### Configuration: ADF to Databricks using SAS Token  

- Created a container in **ADLS** for project data storage.  
- Configured **SAS Token** authentication to connect Databricks with ADLS.  
- Mounted the container in Databricks using SAS Token for secure access.  
- Verified the connection by listing files and checking read/write operations.  


In [0]:
spark.conf.set(
  "fs.azure.account.auth.type.stassignment.dfs.core.windows.net",
  "SAS"
)

spark.conf.set(
  "fs.azure.sas.token.provider.type.stassignment.dfs.core.windows.net",
  "org.apache.hadoop.fs.azurebfs.sas.FixedSASTokenProvider"
)

spark.conf.set(
  "fs.azure.sas.fixed.token.stassignment.dfs.core.windows.net",
  "sv=2024-11-04&ss=bfqt&srt=sco&sp=rwdlacupiytfx&se=2025-09-16T22:03:31Z&st=2025-08-27T13:48:31Z&spr=https&sig=jR%2FHBfVXjYTnv5aPFEkF5Pa9K4GxXewiK5NhxacxNHQ%3D"
)


In [0]:
# %run /Workspace/adf_assignment/src/bronze_to_silver/utils

### Gold Layer  

- Joined **Customer, Product, Store, Sales** tables from Silver.  
- Created fact & dimension style tables for analytics.  
- Applied aggregations (sales per customer, store, product, etc.).  
- Standardized date format (`yyyy-MM-dd`).  
- Written to: `gold/sales_view/{tablename}/{delta parquet}`  


In [0]:
from pyspark.sql.functions import col

silver_base_path = "abfss://silver@stassignment.dfs.core.windows.net/"
gold_output_path = "abfss://gold@stassignment.dfs.core.windows.net/StoreProductSalesAnalysis"

sales_df = read_delta_with_snake_case(spark, f"{silver_base_path}/customer_sales")
product_df = read_delta_with_snake_case(spark, f"{silver_base_path}/product")
store_df = read_delta_with_snake_case(spark, f"{silver_base_path}/store")

sales_df = sales_df.withColumnRenamed("product__id", "product_id")

store_product_df = get_store_product_data(product_df, store_df)

result_df = enrich_sales_with_store_product(sales_df, store_product_df)

duplicate_cols = [col_name for col_name in result_df.columns if result_df.columns.count(col_name) > 1]
if duplicate_cols:
    print(f"Duplicate Columns Detected: {duplicate_cols}")

result_df = result_df.drop(*set(duplicate_cols[1:]))

selected_cols = [
    "order_date", "category", "city", "customer_id", "order_id", "product_id", "profit", "region", "sales", "segment",
    "ship_date", "ship_mode", "latitude", "longitude",
    "store_name", "location", "manager_name", "product_name", "price", "stock_quantity", "image_url"
]

selected_cols = [col for col in selected_cols if col in result_df.columns]

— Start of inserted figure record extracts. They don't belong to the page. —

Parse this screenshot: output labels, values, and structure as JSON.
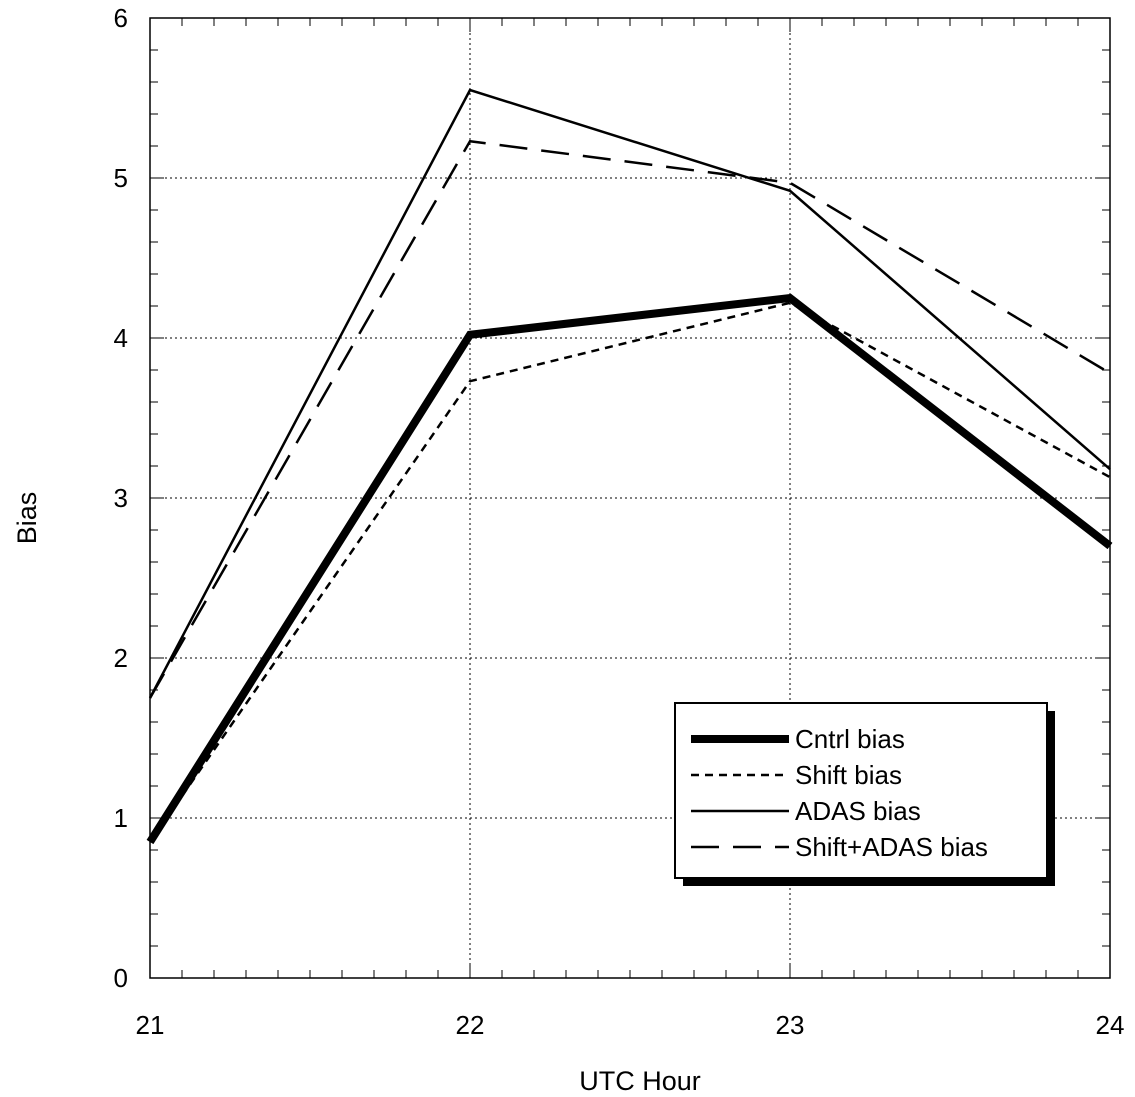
{
  "chart_data": {
    "type": "line",
    "title": "",
    "xlabel": "UTC Hour",
    "ylabel": "Bias",
    "x": [
      21,
      22,
      23,
      24
    ],
    "xlim": [
      21,
      24
    ],
    "ylim": [
      0,
      6
    ],
    "x_ticks": [
      21,
      22,
      23,
      24
    ],
    "y_ticks": [
      0,
      1,
      2,
      3,
      4,
      5,
      6
    ],
    "grid": true,
    "legend_position": "bottom-right",
    "series": [
      {
        "name": "Cntrl bias",
        "values": [
          0.85,
          4.02,
          4.25,
          2.7
        ],
        "style": "thick-solid",
        "color": "#000000"
      },
      {
        "name": "Shift bias",
        "values": [
          0.85,
          3.73,
          4.22,
          3.13
        ],
        "style": "short-dash",
        "color": "#000000"
      },
      {
        "name": "ADAS bias",
        "values": [
          1.75,
          5.55,
          4.92,
          3.18
        ],
        "style": "thin-solid",
        "color": "#000000"
      },
      {
        "name": "Shift+ADAS bias",
        "values": [
          1.75,
          5.23,
          4.97,
          3.78
        ],
        "style": "long-dash",
        "color": "#000000"
      }
    ]
  }
}
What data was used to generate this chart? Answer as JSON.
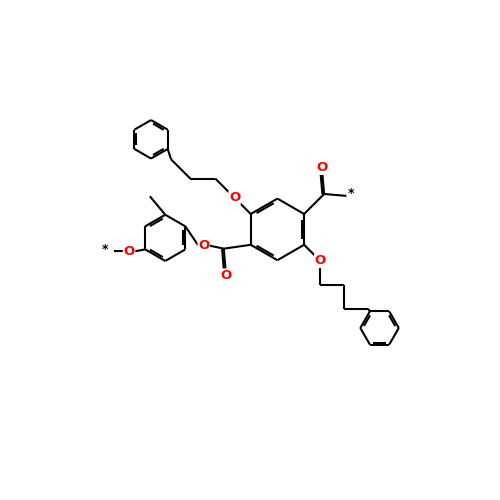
{
  "bg_color": "#ffffff",
  "bond_color": "#000000",
  "oxygen_color": "#ff0000",
  "lw": 1.5,
  "figsize": [
    5.0,
    5.0
  ],
  "dpi": 100,
  "xlim": [
    -1.0,
    9.0
  ],
  "ylim": [
    -1.0,
    9.0
  ]
}
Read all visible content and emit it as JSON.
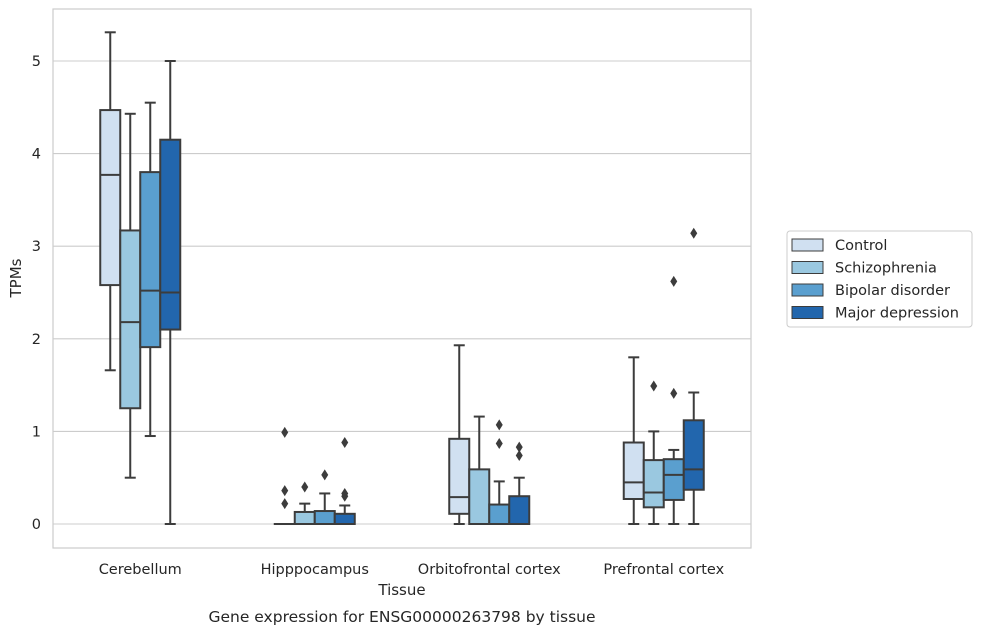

result_df = result_df.select(*selected_cols)
result_df.display()

result_df.write.format("delta").mode("overwrite").option("overwriteSchema", "true").save(gold_output_path)

spark.sql("DROP TABLE IF EXISTS StoreProductSalesAnalysis")
spark.sql(f"""
    CREATE TABLE StoreProductSalesAnalysis
    USING DELTA
    LOCATION '{gold_output_path}'
""")